In 1996, Tom Cruise and Brian De Palma disavowed what we thought we knew about action movies with their reimagining of the Mission: Impossible TV series.
Catapulting a post-Top Gun Cruise even further into the mainstream, the bolshy blockbuster of the same name introduced the world to Ethan Hunt and cemented him up there with the John McClanes, Ellen Ripleys, and John Rambos of the cinematic world.
While Mission: Impossible would go on to become a box office hit and spawn a whole franchise of movies, it did struggle to even make it to the silver screen.
This is the story (if you choose to accept it) of Mission: Impossible’s not-so impossible mission.
Even though Mission: Impossible made an impressive $457.7 million against a budget of $80 million, that doesn’t mean it was smooth sailing. Taking the general premise of the 1966 TV series and its 1988 revival, De Palma’s film honed in on the Impossible Missions Force (IMF) and their fight against terrorist organisations.
Despite Mission: Impossible following the series in name, a lot had changed. As well as the cast of the show refusing to appear because the story was going to kill them off early on, Mission: Impossible went into shooting without a script.
With time ticking away like the title sequence’s fuse, writers David Koepp and Robert Towne are credited with Mission: Impossible’s screenplay, however, neither was apparently happy with shoehorning in a story around the stunts.
Out of the gate running, Mission: Impossible wasted no time in delivering its own Game Of Thrones Red Wedding by killing off OG M:I character, Jim Phelps.
Peter Graves refused to reprise his role from the series, meaning Jon Voight took the part. More than just offing the last tie to the Mission: Impossible of old, the opening scene in Prague tore through the IMF in grisly fashion and made Cruise’s Hunt the sole survivor – or so you’d think.
From here, Mission: Impossible delivered a barrage of more stunts and twists.
Although Paramount wanted a tight leash on a $40-$50 million budget, with Cruise’s ambitions for increasingly outlandish stunts, that was never on the cards.
Mission: Impossible’s snappy dialogue was spliced with a variety of stunts, with one of the biggest being the now-infamous fish tank scene.
The bold stunt was Cruise’s idea (of course) and involved a tank filled with 16 tons of water, as Hunt evaded IMF Director Eugene Kittridge using exploding chewing gum.
Alongside worries flying glass could injure those on set, De Palma said it didn’t look realistic enough using a stuntman. Stepping up to the plate, Cruise took one for the team and started his legacy of performing his own stunts for the franchise.
Other iconic moments include the vault scene. In a 1996 interview, Cruise described this as the most difficult to pull off and said lying parallel was physically exhausting. The legendary scene has been analysed to death, but few know Cruise used pound coins in his shoes to act as a counterweight.

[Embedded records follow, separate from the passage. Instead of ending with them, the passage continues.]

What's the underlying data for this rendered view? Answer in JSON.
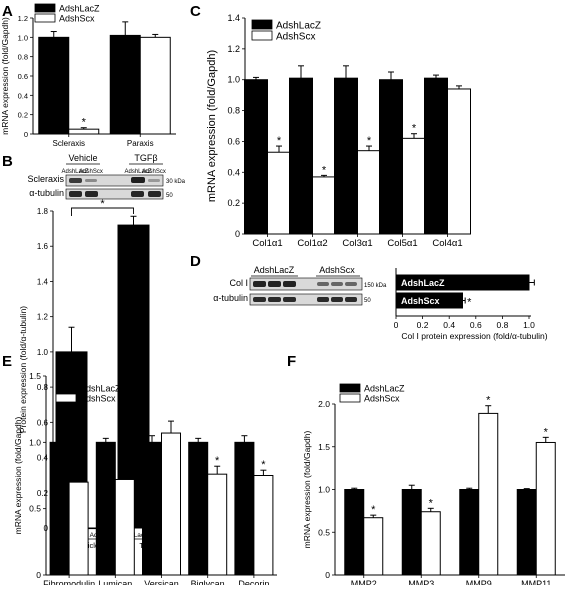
{
  "panels": {
    "A": "A",
    "B": "B",
    "C": "C",
    "D": "D",
    "E": "E",
    "F": "F"
  },
  "legend": {
    "lacz": "AdshLacZ",
    "scx": "AdshScx"
  },
  "colors": {
    "lacz": "#000000",
    "scx": "#ffffff",
    "gel_bg": "#d9d9d9",
    "gel_band": "#2a2a2a"
  },
  "star": "*",
  "blot_B": {
    "groups": [
      "Vehicle",
      "TGFβ"
    ],
    "lanes": [
      "AdshLacZ",
      "AdshScx",
      "AdshLacZ",
      "AdshScx"
    ],
    "rows": [
      "Scleraxis",
      "α-tubulin"
    ],
    "sizes": [
      "30 kDa",
      "50"
    ]
  },
  "blot_D": {
    "groups": [
      "AdshLacZ",
      "AdshScx"
    ],
    "rows": [
      "Col I",
      "α-tubulin"
    ],
    "sizes": [
      "150 kDa",
      "50"
    ]
  },
  "chart_data": [
    {
      "id": "A",
      "type": "bar",
      "categories": [
        "Scleraxis",
        "Paraxis"
      ],
      "series": [
        {
          "name": "AdshLacZ",
          "values": [
            1.0,
            1.02
          ],
          "errors": [
            0.06,
            0.14
          ]
        },
        {
          "name": "AdshScx",
          "values": [
            0.05,
            1.0
          ],
          "errors": [
            0.015,
            0.03
          ]
        }
      ],
      "stars": [
        [
          1,
          0
        ]
      ],
      "ylabel": "mRNA expression (fold/Gapdh)",
      "ylim": [
        0,
        1.2
      ],
      "yticks": [
        "0",
        "0.2",
        "0.4",
        "0.6",
        "0.8",
        "1.0",
        "1.2"
      ],
      "legend": "top-left"
    },
    {
      "id": "B",
      "type": "bar",
      "categories": [
        "Vehicle",
        "TGFβ"
      ],
      "sublabels": [
        "AdshLacZ",
        "AdshScx"
      ],
      "series": [
        {
          "name": "AdshLacZ",
          "values": [
            1.0,
            1.72
          ],
          "errors": [
            0.14,
            0.05
          ]
        },
        {
          "name": "AdshScx",
          "values": [
            0.0,
            0.01
          ],
          "errors": [
            0,
            0
          ]
        }
      ],
      "bracket_star": "*",
      "ylabel": "Protein expression (fold/α-tubulin)",
      "ylim": [
        0,
        1.8
      ],
      "yticks": [
        "0",
        "0.2",
        "0.4",
        "0.6",
        "0.8",
        "1.0",
        "1.2",
        "1.4",
        "1.6",
        "1.8"
      ]
    },
    {
      "id": "C",
      "type": "bar",
      "categories": [
        "Col1α1",
        "Col1α2",
        "Col3α1",
        "Col5α1",
        "Col4α1"
      ],
      "series": [
        {
          "name": "AdshLacZ",
          "values": [
            1.0,
            1.01,
            1.01,
            1.0,
            1.01
          ],
          "errors": [
            0.015,
            0.08,
            0.08,
            0.05,
            0.02
          ]
        },
        {
          "name": "AdshScx",
          "values": [
            0.53,
            0.37,
            0.54,
            0.62,
            0.94
          ],
          "errors": [
            0.04,
            0.01,
            0.03,
            0.03,
            0.02
          ]
        }
      ],
      "stars": [
        [
          1,
          0
        ],
        [
          1,
          1
        ],
        [
          1,
          2
        ],
        [
          1,
          3
        ]
      ],
      "ylabel": "mRNA expression (fold/Gapdh)",
      "ylim": [
        0,
        1.4
      ],
      "yticks": [
        "0",
        "0.2",
        "0.4",
        "0.6",
        "0.8",
        "1.0",
        "1.2",
        "1.4"
      ],
      "legend": "top-left"
    },
    {
      "id": "D",
      "type": "bar",
      "orientation": "horizontal",
      "categories": [
        "AdshLacZ",
        "AdshScx"
      ],
      "values": [
        1.0,
        0.5
      ],
      "errors": [
        0.04,
        0.02
      ],
      "stars": [
        1
      ],
      "xlabel": "Col I protein expression (fold/α-tubulin)",
      "xlim": [
        0,
        1.0
      ],
      "xticks": [
        "0",
        "0.2",
        "0.4",
        "0.6",
        "0.8",
        "1.0"
      ]
    },
    {
      "id": "E",
      "type": "bar",
      "categories": [
        "Fibromodulin",
        "Lumican",
        "Versican",
        "Biglycan",
        "Decorin"
      ],
      "series": [
        {
          "name": "AdshLacZ",
          "values": [
            1.0,
            1.0,
            1.0,
            1.0,
            1.0
          ],
          "errors": [
            0.03,
            0.03,
            0.05,
            0.03,
            0.05
          ]
        },
        {
          "name": "AdshScx",
          "values": [
            0.7,
            0.72,
            1.07,
            0.76,
            0.75
          ],
          "errors": [
            0.02,
            0.03,
            0.09,
            0.06,
            0.04
          ]
        }
      ],
      "stars": [
        [
          1,
          0
        ],
        [
          1,
          1
        ],
        [
          1,
          3
        ],
        [
          1,
          4
        ]
      ],
      "ylabel": "mRNA expression (fold/Gapdh)",
      "ylim": [
        0,
        1.5
      ],
      "yticks": [
        "0",
        "0.5",
        "1.0",
        "1.5"
      ],
      "legend": "top-left"
    },
    {
      "id": "F",
      "type": "bar",
      "categories": [
        "MMP2",
        "MMP3",
        "MMP9",
        "MMP11"
      ],
      "series": [
        {
          "name": "AdshLacZ",
          "values": [
            1.0,
            1.0,
            1.0,
            1.0
          ],
          "errors": [
            0.015,
            0.05,
            0.015,
            0.01
          ]
        },
        {
          "name": "AdshScx",
          "values": [
            0.67,
            0.74,
            1.89,
            1.55
          ],
          "errors": [
            0.03,
            0.04,
            0.09,
            0.06
          ]
        }
      ],
      "stars": [
        [
          1,
          0
        ],
        [
          1,
          1
        ],
        [
          1,
          2
        ],
        [
          1,
          3
        ]
      ],
      "ylabel": "mRNA expression (fold/Gapdh)",
      "ylim": [
        0,
        2.0
      ],
      "yticks": [
        "0",
        "0.5",
        "1.0",
        "1.5",
        "2.0"
      ],
      "legend": "top-left"
    }
  ]
}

But that vault scene was just a jumping-off point for an action-packed finale that came with its own problems.
Mission: Impossible was always going to go out with a bang, which included a thrilling helicopter chase through the Channel Tunnel. Cruise and co. eyed the notoriously fast TGV train, but French authorities wanted nothing to do with the movie. And when that was resolved, the track wasn’t available.
De Palma and Cruise did get their sequence by seeking out a skydiving machine that was the only one of the kind in Europe. It may have replicated the velocity of riding atop a train thanks to its 140mph winds, but apparently left the lead “black and blue” for days.
In the end, Mission: Impossible was about as far away from the original series as you could get.
Fans of the show slammed the decision to reveal Phelps as the ultimate traitor and the one behind the butchering of the IMF in Prague. As well as the twist leading to Grave’s prompt departure from the project, his co-star Martin Landau (Rollin Hand in the series) had plenty to say.
Landau told MTV in 2009, “it was basically an action-adventure movie and not Mission.” And if that wasn’t enough, Landau added a final barb and concluded, “the script wasn’t that good either.”
It was a brave move to alienate an already established fanbase that tuned in for the Mission: Impossible of yesteryear, but just like Martin Campbell reinvented the wheel with GoldenEye and brought 007 to a new generation a year later, the gamble paid off.
Despite teething problems and death-defying stunts, Mission: Impossible came in on time and under budget (excluding marketing costs). With Cruise’s mission accomplished, it was time to sit back and watch the dollars roll in.
Looking at the landscape of action movies in the ‘90s, they were remembered for campy outings like Point Break, True Lies, and GoldenEye. Even Mission: Impossible would be followed by Con Air and Speed 2: Cruise Control.
Taking a different stance, Mission: Impossible still had flashes of humour but gave fans something more grounded than they’d seen before.
These days, Mission: Impossible seems rather tame compared to climbing the side of the Burj Khalifa (Ghost Protocol), Cruise holding his breath for six minutes (Rogue Nation), or dangling off a helicopter by a piece of rope (Fallout).
Still, it set the precedent for what was to come and lit the fuse on what has become one of Hollywood’s biggest action franchises.